Ashland plans to take a different approach to a gas ban to avoid Eugene’s legal challenges, said Bryan Sohl, chair of the Ashland Climate and Environmental Policy Advisory Committee.

Ashland will explore three different approaches, including setting a standard for indoor air pollutants such as carbon dioxide, methane, nitrogen oxides, and nitrogen dioxide, Sohl said. Such an emissions-based approach was adopted by the state of New York. Another option is locally amending the building code — though broad in impact, that process would be long and onerous, he said. A third path would be to ban new natural gas piping in the city’s rights-of-way, though that would limit the ban’s scope to previously undeveloped areas.

The proposal for an Ashland gas ban came from the city’s youth, city officials said. In March, 400 students marched out of Ashland High School as part of a state-wide climate protest.

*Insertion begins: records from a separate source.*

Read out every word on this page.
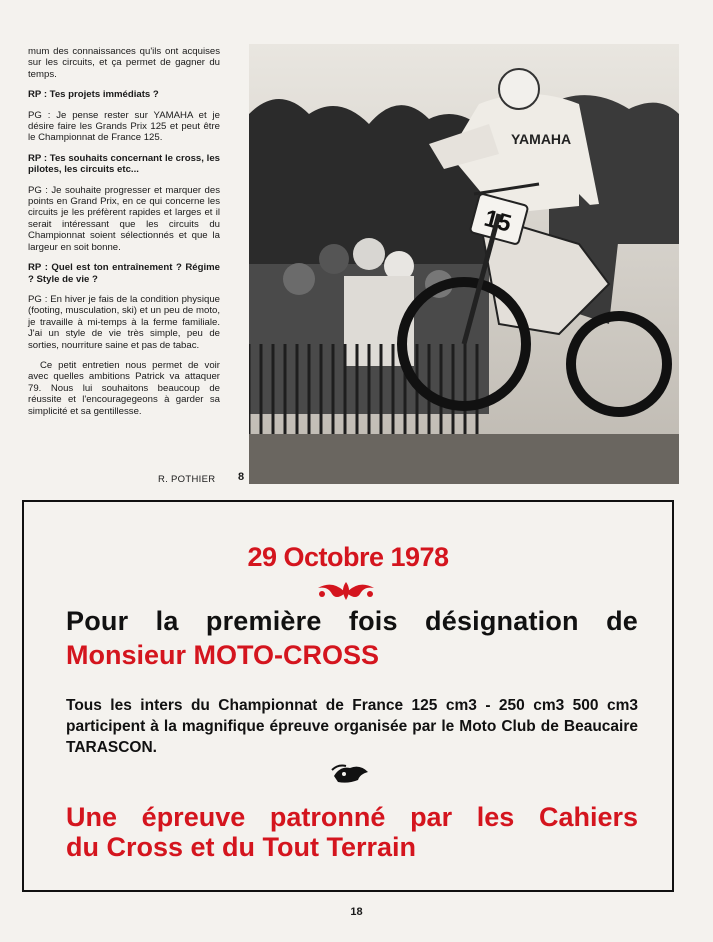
mum des connaissances qu'ils ont acquises sur les circuits, et ça permet de gagner du temps.

RP : Tes projets immédiats ?

PG : Je pense rester sur YAMAHA et je désire faire les Grands Prix 125 et peut être le Championnat de France 125.

RP : Tes souhaits concernant le cross, les pilotes, les circuits etc...

PG : Je souhaite progresser et marquer des points en Grand Prix, en ce qui concerne les circuits je les préfèrent rapides et larges et il serait intéressant que les circuits du Championnat soient sélectionnés et que la largeur en soit bonne.

RP : Quel est ton entraînement ? Régime ? Style de vie ?

PG : En hiver je fais de la condition physique (footing, musculation, ski) et un peu de moto, je travaille à mi-temps à la ferme familiale. J'ai un style de vie très simple, peu de sorties, nourriture saine et pas de tabac.

Ce petit entretien nous permet de voir avec quelles ambitions Patrick va attaquer 79. Nous lui souhaitons beaucoup de réussite et l'encouragegeons à garder sa simplicité et sa gentillesse.

R. POTHIER 8
YAMAHA
29 Octobre 1978
Pour la première fois désignation de
Monsieur MOTO-CROSS
Tous les inters du Championnat de France 125 cm3 - 250 cm3 500 cm3 participent à la magnifique épreuve organisée par le Moto Club de Beaucaire TARASCON.
Une épreuve patronné par les Cahiers
du Cross et du Tout Terrain
18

The next day, students affiliated with the Rogue Climate Action Team, the youth-led group of southern Oregon nonprofit Rogue Climate, presented a draft of a gas ban ordinance to the City Council, Mayor Graham said.

Proponents of Ashland’s ban also point to a proposed 8.1% rate increase for residential customers by Avista Gas, the local natural gas provider, which follows an 18% rate increase approved last year.

Other Oregon cities considering a natural gas ban include Milwaukie and Corvallis. In Milwaukie, the City Council passed two resolutions last December that direct city staff to draft ordinances to ban natural gas hookups in new construction and remove gas infrastructure from existing city-owned buildings through retrofits.

And in Corvallis, the City Council in January voted to shorten the planned extension of the city’s franchise agreement with NW Natural from 10 to three years after residents expressed interest in a natural gas ban in new construction.